Digitisation Centre

The Digitisation Centre (DIC) coordinates and organises the Digital Collections Darmstadt, Digitisation on Demand of the ULB and all the services and infrastructure on this topic.

We have a comprehensive understanding of digitisation as a task that goes beyond purely scanning and, in addition to project planning, quality management, indexing and presentation of digital objects, also includes support with conservation projects and long-term archiving.

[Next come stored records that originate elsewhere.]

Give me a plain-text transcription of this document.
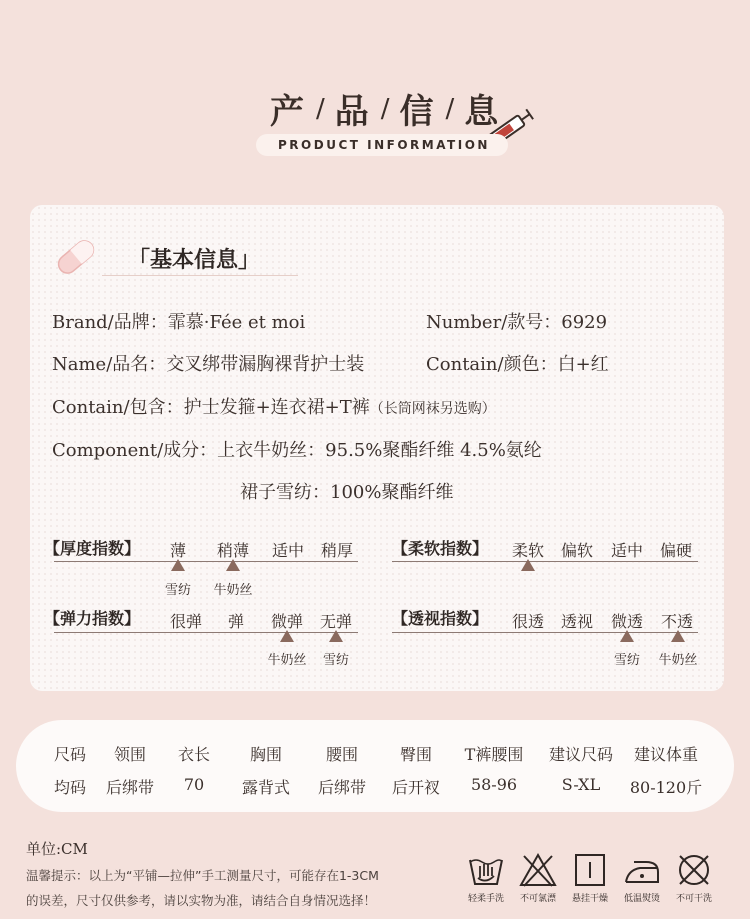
产 / 品 / 信 / 息
PRODUCT INFORMATION
「基本信息」
Brand/品牌：霏慕·Fée et moi	Number/款号：6929
Name/品名：交叉绑带漏胸裸背护士装	Contain/颜色：白+红
Contain/包含：护士发箍+连衣裙+T裤（长筒网袜另选购）
Component/成分：上衣牛奶丝：95.5%聚酯纤维 4.5%氨纶
裙子雪纺：100%聚酯纤维
【厚度指数】	薄	稍薄	适中	稍厚
雪纺	牛奶丝
【柔软指数】	柔软	偏软	适中	偏硬
【弹力指数】	很弹	弹	微弹	无弹
牛奶丝	雪纺
【透视指数】	很透	透视	微透	不透
雪纺	牛奶丝
尺码	领围	衣长	胸围	腰围	臀围	T裤腰围	建议尺码	建议体重
均码	后绑带	70	露背式	后绑带	后开衩	58-96	S-XL	80-120斤
单位:CM
温馨提示：以上为“平铺—拉伸”手工测量尺寸，可能存在1-3CM
的误差，尺寸仅供参考，请以实物为准，请结合自身情况选择！	轻柔手洗	不可氯漂	悬挂干燥	低温熨烫	不可干洗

Along with the “old book”, we also feel responsible for the digitisation of new and non-book media, microforms, modern literature, audiovisual media, special materials and special collections.

Fields of activity

Services

  • Development of digital collections, digitisation projects (old stock)
  • Development and expansion of the digitisation infrastructure
  • Consultations of digitisation projects and projects with external partners
  • Paid Repro service
  • Technical support for internal scanning services (interlibrary loans, tables of contents etc.)
  • Scanning for teaching (newer collections, course reserves, AV media etc.)

Other tasks

  • Documentation of damage to older stock before restoration projects
  • Reproduction and crony photographs for exhibitions, events and public relations
  • Support for TU institutions with digitisation projects

Why digitisation?

Reasons for digitising older media:

  • (historical) interest in form and/or content, e.g. of old maps, manuscripts or cradle prints as well as materials of more recent history
  • preservation of threatened/endangered books (e.g. paper decay)

The advantage is the easy availability on the Internet, which makes rare, valuable or endangered books and manuscripts visible and accessible to anyone, anywhere in the world.

In addition to easier duplication and citability, the simpler, location-independent availability is another key advantage of digitisation for new media or books.

Digital collections

The role of digital objects is increasing in the ULB's offering. Within the framework of the digital collections (TUdigit) historical holdings in particular to around 1920 are increasingly being converted into digital form.